Bartók: Ten Easy Pieces, Sz. 39

performed by Andreas Bach, or below by someone

(entire playlist for the work here)

(cover image by Aaron Blanco Tejedor)

Back to Bartók.

And to folk music, sort of.

Bartók’s collection of Ten Easy Pieces (or Tíz könnyű zongoradarab, in Hungarian) dates from 1908, just a year or so after the piece we discussed yesterday. It was originally to be a set of ‘Eleven Piano Recital Pieces’…. and then there were ten. The composer moved one to be part of what eventually became his Fourteen Bagatelles.

This did create a small problem for him, with this Sz. 39 down to only ten pieces. He had a contractual obligation to his publisher for eleven pieces, so a ‘dedication’ at the beginning of the work fulfills this. It is, in fact, in Andreas Bach’s recording, by far the longest of the set, but is sparse to say the least. The ten pieces (plus dedication) are as follows:

  • Dedication
  • 1. Peasant Song
  • 2. Frustration
  • 3. Slovakian Boys’ Dance
  • 4. Sostenuto
  • 5. Evening in Transylvania
  • 6. Hungarian Folksong
  • 7. Dawn
  • 8. Slovakian Folksong
  • 9. Five-Finger Exercise
  • 10. Bear Dance

Unlike the set of bagatelles, which do present technical challenges, this set of ‘easy pieces’ was meant to be easy. Wikipedia says:

this set was planned to serve as an easy contemporary preparation for students. It is, indeed, being used in the intermediate piano repertoire, together with his other set of short pieces, For Children.

Wiki also mentions, though you likely don’t need to read it to pick up on it (I made a note of it here in front of me while listening) that aside from the composer’s love of folk tunes, the other influences that seems to stand out here is a likeness to Debussy. It’s clearly not Debussy, obviously, but there are color and texture elements that really bring the Famous Frenchman to mind.

So actually, I’ve mentioned folk music a number of times already, but only no’s 3, 6, and 8 are actually based on preexisting folk tunes. In addition to that, Bartók makes use of pentatonic scales, modes like we heard from him yesterday, as well as “novel  harmonies, and ostinato.”

The dedication presents a pretty simple musical idea, but is again the longest of the set. The peasant song sounds almost gothic. It’s entirely in unison, so it has a kind of chant-like quality to it. Even I could play this probably, maybe even sight-read it.

The second is listed above as ‘Frustration,’ but in the album as ‘Painful Wrestling,’ an alternative title. In either case, the sense of struggle, or pain, is real, not extravagant, but real, and comes to a satisfying little conclusion.

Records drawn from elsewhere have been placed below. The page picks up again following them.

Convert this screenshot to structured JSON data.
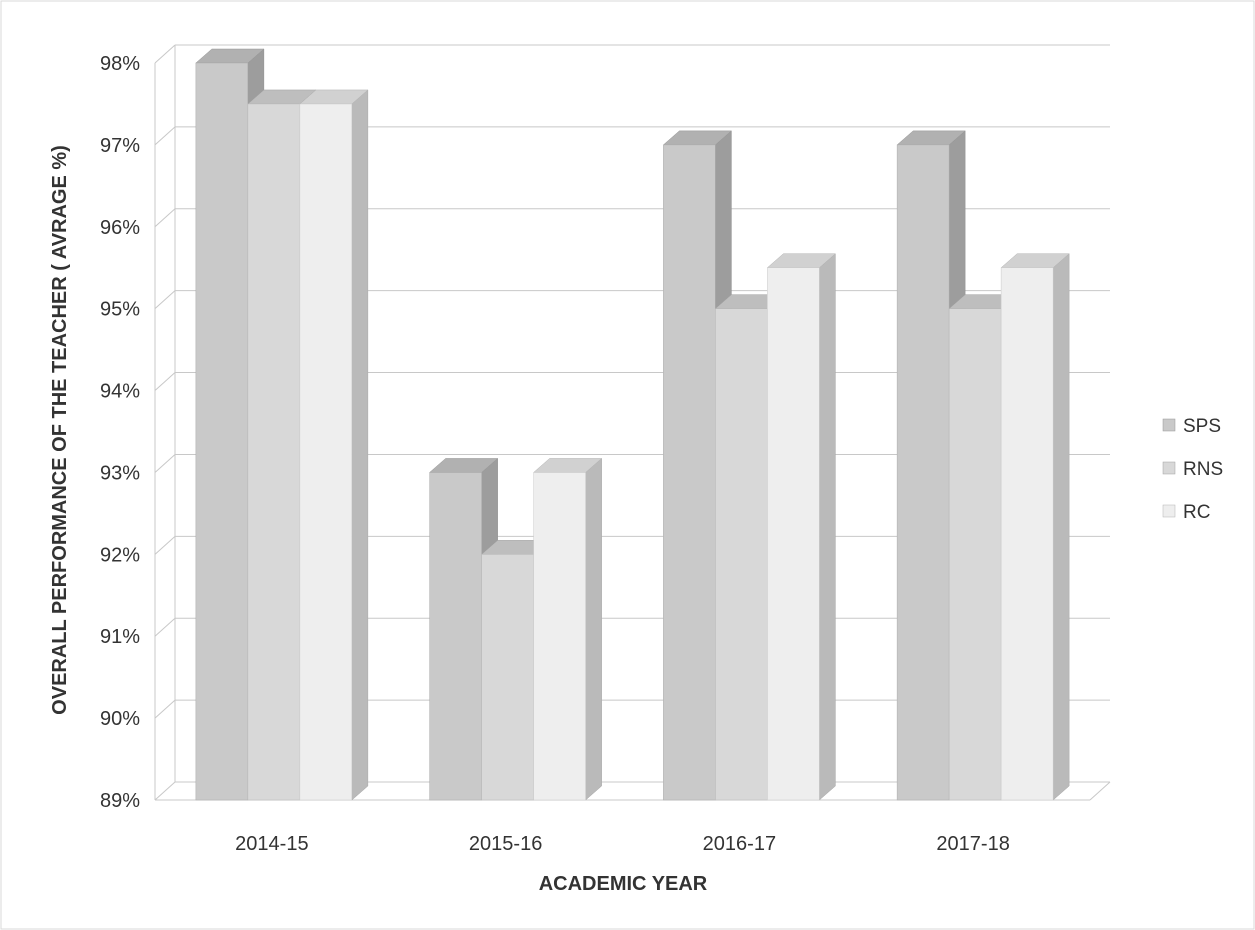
{
  "chart_data": {
    "type": "bar",
    "categories": [
      "2014-15",
      "2015-16",
      "2016-17",
      "2017-18"
    ],
    "series": [
      {
        "name": "SPS",
        "values": [
          98,
          93,
          97,
          97
        ],
        "color": "#c9c9c9"
      },
      {
        "name": "RNS",
        "values": [
          97.5,
          92,
          95,
          95
        ],
        "color": "#d8d8d8"
      },
      {
        "name": "RC",
        "values": [
          97.5,
          93,
          95.5,
          95.5
        ],
        "color": "#eeeeee"
      }
    ],
    "y_ticks": [
      "89%",
      "90%",
      "91%",
      "92%",
      "93%",
      "94%",
      "95%",
      "96%",
      "97%",
      "98%"
    ],
    "ylim": [
      89,
      98
    ],
    "xlabel": "ACADEMIC YEAR",
    "ylabel": "OVERALL PERFORMANCE OF THE TEACHER ( AVRAGE %)",
    "legend_position": "right",
    "grid": true,
    "style": "3d-clustered-column"
  }
}
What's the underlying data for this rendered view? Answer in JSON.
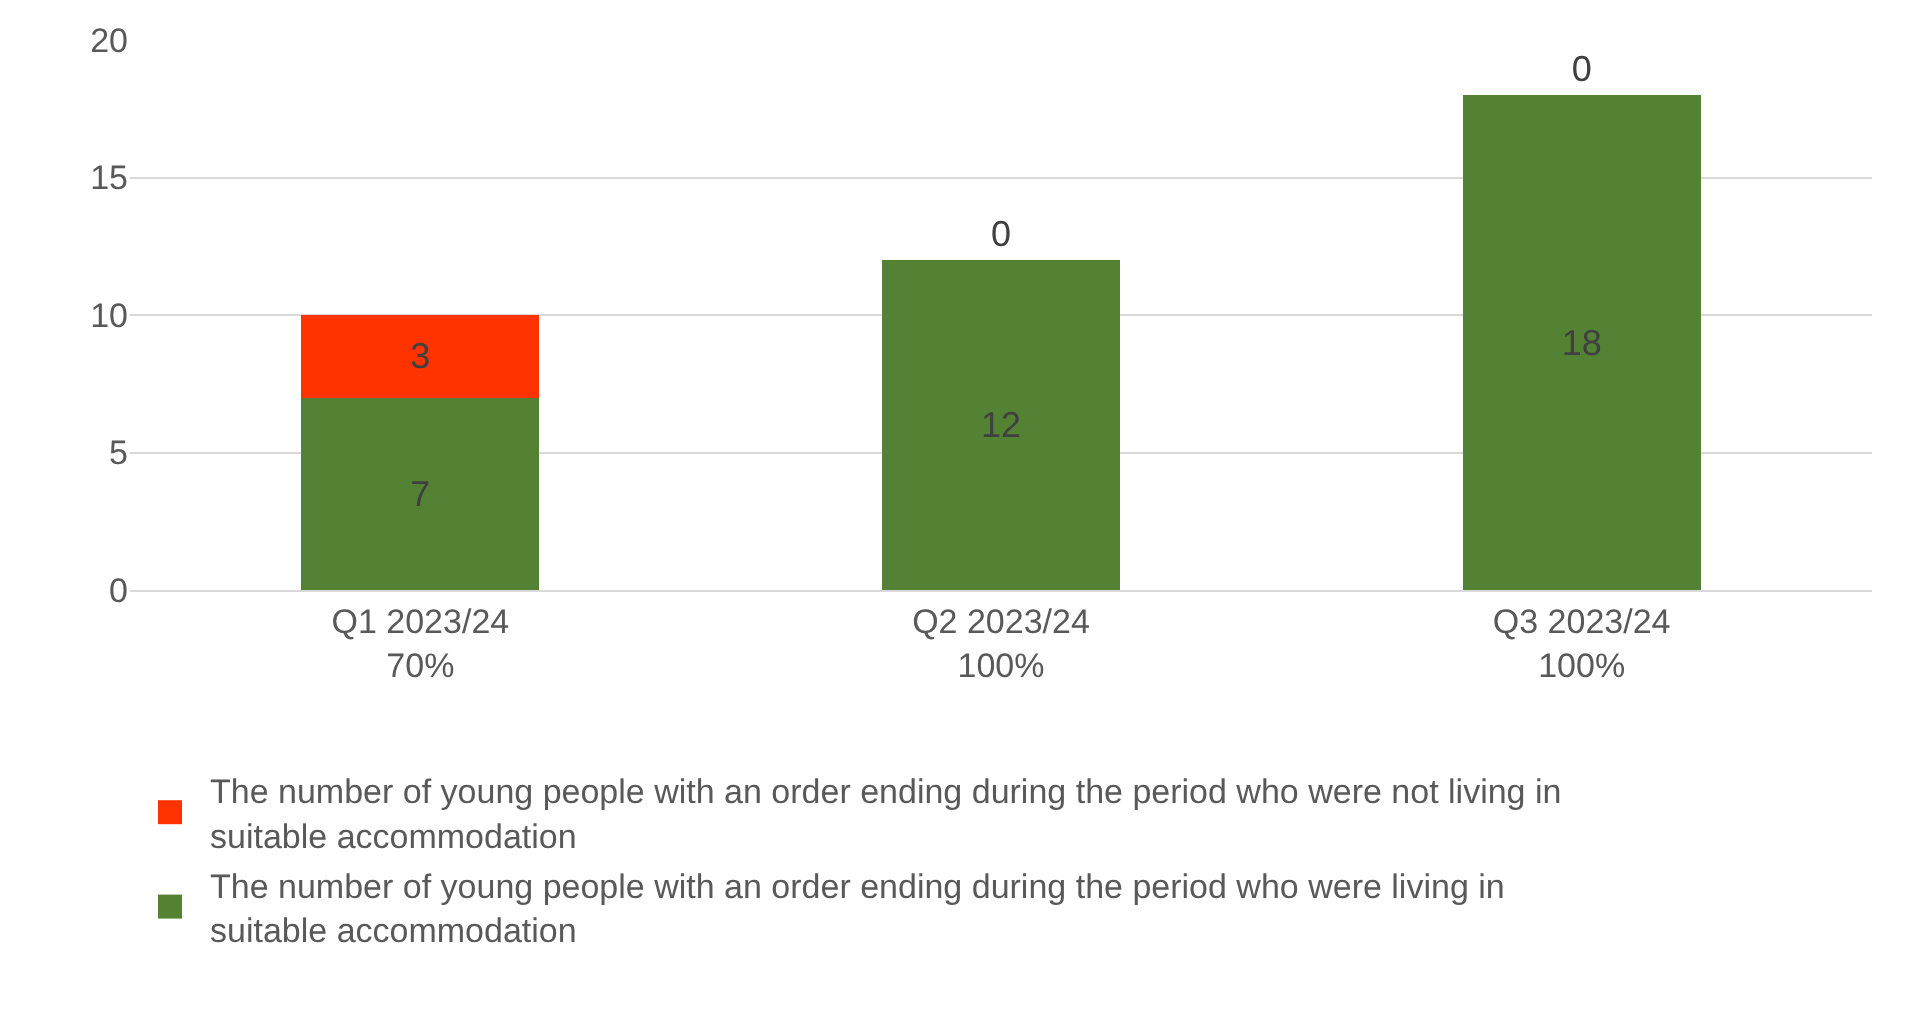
{
  "chart_data": {
    "type": "bar",
    "stacked": true,
    "categories": [
      "Q1 2023/24\n70%",
      "Q2 2023/24\n100%",
      "Q3 2023/24\n100%"
    ],
    "series": [
      {
        "name": "The number of young people with an order ending during the period who were living in suitable accommodation",
        "color": "#548235",
        "values": [
          7,
          12,
          18
        ]
      },
      {
        "name": "The number of young people with an order ending during the period who were not living in suitable accommodation",
        "color": "#ff3300",
        "values": [
          3,
          0,
          0
        ]
      }
    ],
    "ylim": [
      0,
      20
    ],
    "yticks": [
      0,
      5,
      10,
      15,
      20
    ],
    "grid": "y",
    "legend": "bottom",
    "data_labels": true
  }
}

The first even slightly light thing we’ve come across, the Slovakian dance of no. 3, is one of the few uses of a folk tune, although I don’t know it. The Sostenuto sounds at first maybe like Debussy, but has the melancholy of something more like Schoenberg, and is rather chromatic.

No. 5 is alternatively titled ‘An evening at the village,’ and it’s bouncy. It’s also one of the longer in the set, and seems more obviously to have two subjects at play, the second more subdued than the chirpy, rustic first. No. 6, Hungarian folksong, is, as expected, based on actual folk tunes, but I’d be interested to hear it in its original context. I suppose Bartók didn’t change the meter, but it…. isn’t flowing, rather stop-and-go, quaint, but not catchy.

‘Dawn’ is also quite chromatic, with interesting harmonies for an easy piece ostensibly meant for children. Despite the simplicity here, these little works are vivid and interesting. The folksong for no. 8 is more somber, heartfelt, not something to dance to, almost funereal.

The ‘five-finger exercise’ seems to make no bones about the fact that it’s apparently an etude of sorts, very chromatic, and a little bit out of place to me, among these works that are otherwise more aesthetically pleasing than academic.

Any lack of character or excitement is easily made up for by the ‘Bear Dance,’ though, with unrelenting repeated notes and relatively simple chords. There’s a sparse, dry texture to this writing that calls Prokofiev to mind. Save the dedication, this piece is the longest in Andreas Bach’s recording, and probably my favorite. It has by far the most character, that feeling from Beethoven’s bagatelles that something with great potential has been concentrated down to this small form, rather than stretched to fill the space available.

Obviously these are early pieces, and are far from the most notable things he wrote, but as with so many of the early works, it’s a starting point, gives us context, and shows us some of the things he was working with early on. I don’t even know that these works could be considered any kind of primer for Bartók’s work, because they’re not necessarily in that specific voice he would later have that newcomers might find acrid or acerbic. Maybe the last one. I like the last one.